Il colpo di frusta è una distorsione del rachide cervicale, e su un fisico maturo trova tessuti meno elastici, muscolatura ridotta e spesso una colonna già segnata dagli anni. Il risultato è che tempi di guarigione e prognosi tendono ad allungarsi: dove un trentenne recupera in poche settimane, una persona anziana può impiegare mesi.

Questo ha un riflesso diretto sul risarcimento: più giorni di inabilità temporanea significano una voce di danno più alta. La temporanea si calcola sui giorni documentati di limitazione, totale o parziale, e non dipende dall'età. Su questo punto la compagnia non ha sconti da pretendere: se le certificazioni coprono quattro mesi di limitazioni, si liquidano quattro mesi.
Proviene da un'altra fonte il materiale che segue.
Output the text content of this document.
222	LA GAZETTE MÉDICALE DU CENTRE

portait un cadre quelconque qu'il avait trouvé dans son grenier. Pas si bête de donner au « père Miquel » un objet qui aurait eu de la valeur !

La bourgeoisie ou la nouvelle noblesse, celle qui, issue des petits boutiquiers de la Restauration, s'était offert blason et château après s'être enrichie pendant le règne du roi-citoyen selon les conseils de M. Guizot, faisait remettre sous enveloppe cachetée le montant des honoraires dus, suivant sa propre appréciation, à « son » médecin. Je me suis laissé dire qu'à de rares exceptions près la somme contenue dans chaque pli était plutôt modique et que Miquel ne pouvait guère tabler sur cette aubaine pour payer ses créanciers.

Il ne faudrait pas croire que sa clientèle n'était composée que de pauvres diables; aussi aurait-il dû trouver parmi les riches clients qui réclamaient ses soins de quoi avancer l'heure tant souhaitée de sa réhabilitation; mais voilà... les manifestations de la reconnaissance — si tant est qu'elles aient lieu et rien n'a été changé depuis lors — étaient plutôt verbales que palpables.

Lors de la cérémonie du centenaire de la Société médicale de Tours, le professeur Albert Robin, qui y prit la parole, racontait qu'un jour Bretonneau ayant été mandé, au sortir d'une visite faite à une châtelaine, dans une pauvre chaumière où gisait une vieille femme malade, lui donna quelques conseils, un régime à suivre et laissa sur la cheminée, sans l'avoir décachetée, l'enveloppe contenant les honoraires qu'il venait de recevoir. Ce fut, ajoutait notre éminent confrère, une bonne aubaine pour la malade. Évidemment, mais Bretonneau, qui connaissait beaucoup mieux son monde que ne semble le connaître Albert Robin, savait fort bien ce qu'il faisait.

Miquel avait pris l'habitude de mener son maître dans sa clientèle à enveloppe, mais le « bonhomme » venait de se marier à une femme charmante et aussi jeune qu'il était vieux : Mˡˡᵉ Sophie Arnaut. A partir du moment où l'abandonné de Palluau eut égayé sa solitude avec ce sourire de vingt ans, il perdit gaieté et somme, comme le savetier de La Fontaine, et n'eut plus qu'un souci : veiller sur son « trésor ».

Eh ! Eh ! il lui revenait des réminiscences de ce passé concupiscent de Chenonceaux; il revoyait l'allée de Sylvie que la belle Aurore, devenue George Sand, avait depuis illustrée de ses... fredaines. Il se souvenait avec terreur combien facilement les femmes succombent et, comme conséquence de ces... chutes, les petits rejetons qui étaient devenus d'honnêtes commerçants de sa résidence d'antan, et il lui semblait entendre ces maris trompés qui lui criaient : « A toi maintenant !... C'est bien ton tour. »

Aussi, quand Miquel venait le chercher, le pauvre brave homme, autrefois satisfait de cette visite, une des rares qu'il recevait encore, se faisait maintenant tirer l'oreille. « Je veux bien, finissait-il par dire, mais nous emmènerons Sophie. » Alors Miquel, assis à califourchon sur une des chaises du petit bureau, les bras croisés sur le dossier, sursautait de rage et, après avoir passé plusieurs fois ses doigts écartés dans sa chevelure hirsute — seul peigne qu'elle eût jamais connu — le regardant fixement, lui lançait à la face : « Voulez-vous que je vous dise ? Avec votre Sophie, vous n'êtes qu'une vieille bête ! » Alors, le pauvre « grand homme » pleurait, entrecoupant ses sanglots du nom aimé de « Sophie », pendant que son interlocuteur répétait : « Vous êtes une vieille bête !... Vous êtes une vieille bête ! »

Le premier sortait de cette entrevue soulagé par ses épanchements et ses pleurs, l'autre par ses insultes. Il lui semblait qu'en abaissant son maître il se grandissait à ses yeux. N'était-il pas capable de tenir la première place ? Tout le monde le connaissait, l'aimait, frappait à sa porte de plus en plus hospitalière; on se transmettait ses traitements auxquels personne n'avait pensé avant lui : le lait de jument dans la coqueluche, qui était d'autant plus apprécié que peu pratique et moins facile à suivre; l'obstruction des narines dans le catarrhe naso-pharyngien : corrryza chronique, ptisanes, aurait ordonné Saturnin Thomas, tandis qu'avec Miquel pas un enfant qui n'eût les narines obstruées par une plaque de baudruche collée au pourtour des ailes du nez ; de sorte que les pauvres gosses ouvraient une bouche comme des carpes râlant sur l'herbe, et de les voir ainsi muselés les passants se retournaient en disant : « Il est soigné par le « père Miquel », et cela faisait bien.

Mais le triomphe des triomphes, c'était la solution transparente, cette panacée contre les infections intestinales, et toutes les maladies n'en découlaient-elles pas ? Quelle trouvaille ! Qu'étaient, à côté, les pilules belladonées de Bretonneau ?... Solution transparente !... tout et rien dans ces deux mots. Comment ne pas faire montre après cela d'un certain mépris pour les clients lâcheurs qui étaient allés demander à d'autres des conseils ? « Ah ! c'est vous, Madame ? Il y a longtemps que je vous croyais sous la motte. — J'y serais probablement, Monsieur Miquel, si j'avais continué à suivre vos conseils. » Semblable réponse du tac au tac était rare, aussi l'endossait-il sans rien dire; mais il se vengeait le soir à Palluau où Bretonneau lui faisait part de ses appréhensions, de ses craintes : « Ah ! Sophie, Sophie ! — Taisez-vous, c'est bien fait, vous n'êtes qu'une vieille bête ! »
Per i postumi permanenti fino a 9 punti si applica la Tabella Unica Nazionale, con il punto base 2026 di 963,40 euro.

Il demoltiplicatore di età nella TUN 2026

Per i postumi permanenti fino a 9 punti si applica la Tabella Unica Nazionale, con il punto base 2026 di 963,40 euro. Il calcolo prevede un demoltiplicatore legato all'età: il valore si riduce progressivamente perché, statisticamente, una persona più avanti negli anni convivrà con i postumi per meno tempo.

È il motivo per cui, a parità di punti, il danno biologico permanente di un settantenne vale meno di quello di un trentenne. È una regola di legge, non una scelta della compagnia. Ma proprio perché la parte permanente pesa meno, diventa decisivo non farsi tagliare le altre voci: temporanea, spese, assistenza e personalizzazione fanno la differenza tra una liquidazione decente e una beffa.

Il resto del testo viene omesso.